The PARCC will be administered each school year in the spring. For SY 2015-16 students will be tested over a period of one week sometime during the testing window of April 11 through May 20, 2016. Principal Bryant will work with his staff to schedule Stoddert’s testing days.
The Office of the State Superintendent of Education (OSSE) is still determining whether PARCC results from this year will be factored into teacher evaluations.
The PARCC tests being given this spring will be an hour shorter in math and 30 minutes shorter in ELA than last year and the testing will take place over the course of one week instead of two.
Test results from PARCC tests given in Spring 2016 should be available in a much faster timeframe – possibly before the end of the school year. The delay in results from tests given in Spring 2015 has been attributed to the need to be meticulous and exacting in how the initial “Levels” were set based on the initial information provided by this first round of PARCC testing.

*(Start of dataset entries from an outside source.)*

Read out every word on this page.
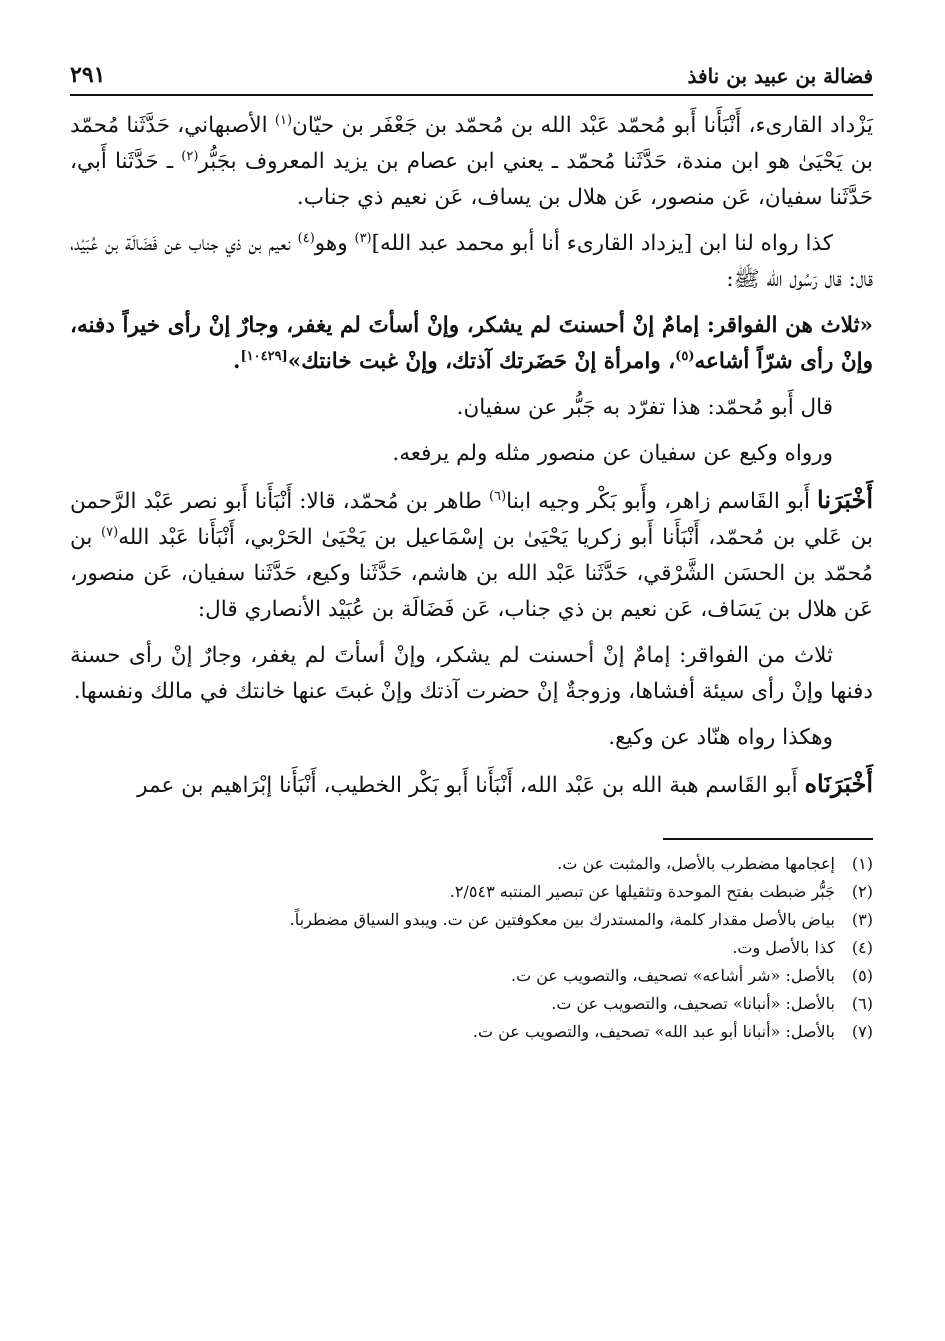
فضالة بن عبيد بن نافذ
٢٩١

يَزْداد القارىء، أَنْبَأَنا أَبو مُحمّد عَبْد الله بن مُحمّد بن جَعْفَر بن حيّان$^{(١)}$ الأصبهاني، حَدَّثَنا مُحمّد بن يَحْيَىٰ هو ابن مندة، حَدَّثَنا مُحمّد ـ يعني ابن عصام بن يزيد المعروف بجَبُّر$^{(٢)}$ ـ حَدَّثَنا أَبي، حَدَّثَنا سفيان، عَن منصور، عَن هلال بن يساف، عَن نعيم ذي جناب.

كذا رواه لنا ابن [يزداد القارىء أنا أبو محمد عبد الله]$^{(٣)}$ وهو$^{(٤)}$ نعيم بن ذي جناب عن فَضَالَة بن عُبَيْد، قال: قال رَسُول الله ﷺ:

«ثلاث هن الفواقر: إمامٌ إنْ أحسنتَ لم يشكر، وإنْ أسأتَ لم يغفر، وجارٌ إنْ رأى خيراً دفنه، وإنْ رأى شرّاً أشاعه$^{(٥)}$، وامرأة إنْ حَضَرتك آذتك، وإنْ غبت خانتك»[١٠٤٢٩].

قال أَبو مُحمّد: هذا تفرّد به جَبُّر عن سفيان.

ورواه وكيع عن سفيان عن منصور مثله ولم يرفعه.

أَخْبَرَنا أَبو القَاسم زاهر، وأَبو بَكْر وجيه ابنا$^{(٦)}$ طاهر بن مُحمّد، قالا: أَنْبَأَنا أَبو نصر عَبْد الرَّحمن بن عَلي بن مُحمّد، أَنْبَأَنا أَبو زكريا يَحْيَىٰ بن إسْمَاعيل بن يَحْيَىٰ الحَرْبي، أَنْبَأَنا عَبْد الله$^{(٧)}$ بن مُحمّد بن الحسَن الشَّرْقي، حَدَّثَنا عَبْد الله بن هاشم، حَدَّثَنا وكيع، حَدَّثَنا سفيان، عَن منصور، عَن هلال بن يَسَاف، عَن نعيم بن ذي جناب، عَن فَضَالَة بن عُبَيْد الأنصاري قال:

ثلاث من الفواقر: إمامٌ إنْ أحسنت لم يشكر، وإنْ أسأتَ لم يغفر، وجارٌ إنْ رأى حسنة دفنها وإنْ رأى سيئة أفشاها، وزوجةٌ إنْ حضرت آذتك وإنْ غبتَ عنها خانتك في مالك ونفسها.

وهكذا رواه هنّاد عن وكيع.

أَخْبَرَنَاه أَبو القَاسم هبة الله بن عَبْد الله، أَنْبَأَنا أَبو بَكْر الخطيب، أَنْبَأَنا إبْرَاهيم بن عمر

(١)
إعجامها مضطرب بالأصل، والمثبت عن ت.
(٢)
جَبُّر ضبطت بفتح الموحدة وتثقيلها عن تبصير المنتبه ٢/٥٤٣.
(٣)
بياض بالأصل مقدار كلمة، والمستدرك بين معكوفتين عن ت. ويبدو السياق مضطرباً.
(٤)
كذا بالأصل وت.
(٥)
بالأصل: «شر أشاعه» تصحيف، والتصويب عن ت.
(٦)
بالأصل: «أنبانا» تصحيف، والتصويب عن ت.
(٧)
بالأصل: «أنبانا أبو عبد الله» تصحيف، والتصويب عن ت.
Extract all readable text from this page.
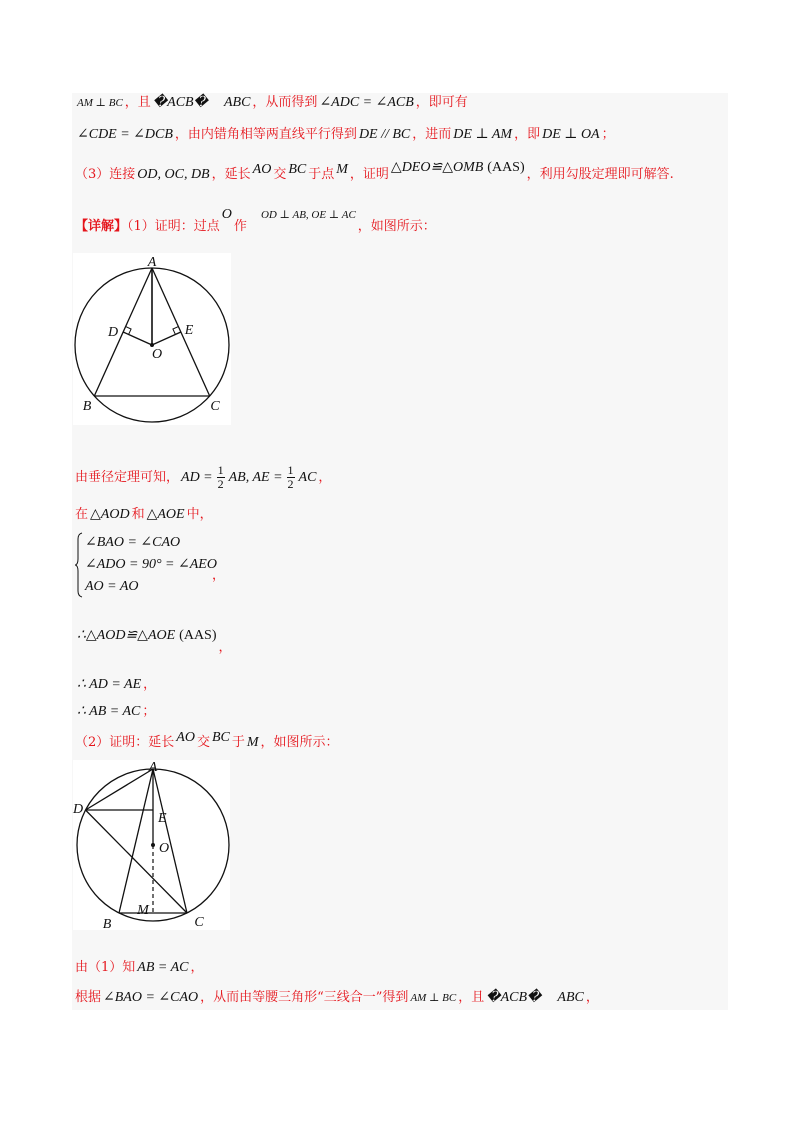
AM ⊥ BC ，且 �ACB� ABC ，从而得到 ∠ADC = ∠ACB ，即可有
∠CDE = ∠DCB ，由内错角相等两直线平行得到 DE // BC ，进而 DE ⊥ AM ，即 DE ⊥ OA ；
（3）连接 OD, OC, DB ，延长 AO 交 BC 于点 M ，证明 △DEO≌△OMB (AAS) ，利用勾股定理即可解答.
【详解】（1）证明：过点O作$^{OD \perp AB, OE \perp AC}$，如图所示：
A
B	C
D	E
O
由垂径定理可知， AD = $\frac{1}{2}$ AB, AE = $\frac{1}{2}$ AC ，
在 △AOD 和 △AOE 中，
∠BAO = ∠CAO
∠ADO = 90° = ∠AEO
AO = AO
，
∴△AOD≌△AOE (AAS)，
∴ AD = AE ，
∴ AB = AC ；
（2）证明：延长 AO 交 BC 于 M ，如图所示：
A
D
E
O
M
B	C
由（1）知 AB = AC ，
根据 ∠BAO = ∠CAO ，从而由等腰三角形“三线合一”得到 AM ⊥ BC ，且 �ACB� ABC ，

The official PARCC website is chock full of information including practice tests if you wish to understand more about the content and framing of questions.
Beyond PARCC, DC Public Schools utilize many other student assessments. Click here if you would like to familiarize yourself with the assessments currently administered at the elementary level. This document provides a brief explanation of each assessment: what type it is, the grades that are tested, the established testing window and the duration of each assessment.
Finally, while we’ve attempted to give you some insight about PARCC and other student assessments used by the District as it relates to Stoddert and our student population we’re sure this information will prompt requests for more information! Please feel comfortable directing your questions to Principal Bryant, the main DCPS office, OSSE or your Parent/Teaching Organization at firstname.lastname@example.org.
Congratulations, again, to our students and teachers for their terrific performance on the PARCC!